2h30, réveil. Nous n’avons dormi que quelques heures. Il a plu une bonne partie de la nuit. Une brève sortie pour une analyse météo : quelques étoiles dans le ciel, des nuages sur notre objectif mais pas de pluie. La décision est prise, c’est maintenant ou jamais. 3h45 nous partons. Il fait nuit noire, la lune doit être derrière les nuages. Flo en tête, avec notre petite lampe de poche d’amateurs, ouvre le chemin que l’on avait repéré la veille. Nous en avons pour une heure et demie d’ascension environ. La nuit, les sensations ne sont pas les mêmes et la montée se fait très bien, sans réelle difficulté mais avec quelques gouttes tout de même. 5h, nous arrivons au mirador, au pied de la lagune qui récupère les eaux du glacier en écharpe autour du Fitz Roy. Le soleil n’est pas encore levé mais l’aube rosit déjà les nuages. Nous nous installons à l’abri d’un rocher, il fait froid, très froid et le vent redouble d’intensité. Quelques flocons viennent compléter le tableau.
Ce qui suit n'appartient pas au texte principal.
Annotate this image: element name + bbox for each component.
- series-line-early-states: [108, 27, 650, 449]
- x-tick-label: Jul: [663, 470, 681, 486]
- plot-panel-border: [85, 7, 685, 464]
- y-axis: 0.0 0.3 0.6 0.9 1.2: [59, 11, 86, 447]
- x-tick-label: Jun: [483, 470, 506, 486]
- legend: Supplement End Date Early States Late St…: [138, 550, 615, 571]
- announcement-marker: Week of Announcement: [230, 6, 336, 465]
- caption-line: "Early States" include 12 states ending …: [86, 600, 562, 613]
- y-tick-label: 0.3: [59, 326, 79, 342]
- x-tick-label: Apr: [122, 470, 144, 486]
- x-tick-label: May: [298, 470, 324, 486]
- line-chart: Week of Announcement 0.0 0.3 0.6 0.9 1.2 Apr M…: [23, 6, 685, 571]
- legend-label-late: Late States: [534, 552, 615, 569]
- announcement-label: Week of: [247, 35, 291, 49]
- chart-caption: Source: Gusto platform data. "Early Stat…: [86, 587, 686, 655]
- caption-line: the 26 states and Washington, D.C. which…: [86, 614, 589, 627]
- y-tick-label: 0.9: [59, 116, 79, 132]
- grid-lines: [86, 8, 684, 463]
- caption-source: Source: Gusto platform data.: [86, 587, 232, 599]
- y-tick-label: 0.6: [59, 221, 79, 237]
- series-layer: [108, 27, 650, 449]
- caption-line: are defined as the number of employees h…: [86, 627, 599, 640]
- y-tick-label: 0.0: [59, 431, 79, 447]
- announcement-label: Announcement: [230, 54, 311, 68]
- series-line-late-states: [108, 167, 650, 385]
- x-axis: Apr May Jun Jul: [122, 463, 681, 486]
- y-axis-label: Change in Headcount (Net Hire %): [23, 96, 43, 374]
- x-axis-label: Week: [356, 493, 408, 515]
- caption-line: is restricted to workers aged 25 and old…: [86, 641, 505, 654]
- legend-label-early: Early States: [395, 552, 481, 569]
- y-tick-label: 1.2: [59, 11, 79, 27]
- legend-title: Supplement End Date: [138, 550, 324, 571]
Nous attendons. 5h45 les premières lueurs du soleil viennent éclairer la cime du Fitz Roy et en instant il se dévoile sous nos yeux prenant de magnifiques couleurs orangées. Nous observons, frigorifiés, cette déclinaison de tons rougeoyants. C’est fabuleux ! Nous avons la chance de le voir en entier avec des coins de ciel bleu électrique. Le soleil ne saura pas trop généreux, nous redescendons à 6h30 avant l’arrivée de la pluie. De retour au campement, nous plions bagages en direction d’El Chalten. Nous arrivons au village trois heures plus tard, fin de notre mini trek. Nous passons le reste de la journée à lutter contre le sommeil en attendant notre bus de 18h pour notre retour vers El Calafate où cette fois ci, nous avions pris la précaution de réserver une chambre, une vraie ! Une vraie nuit de sommeil nous fait le plus grand bien.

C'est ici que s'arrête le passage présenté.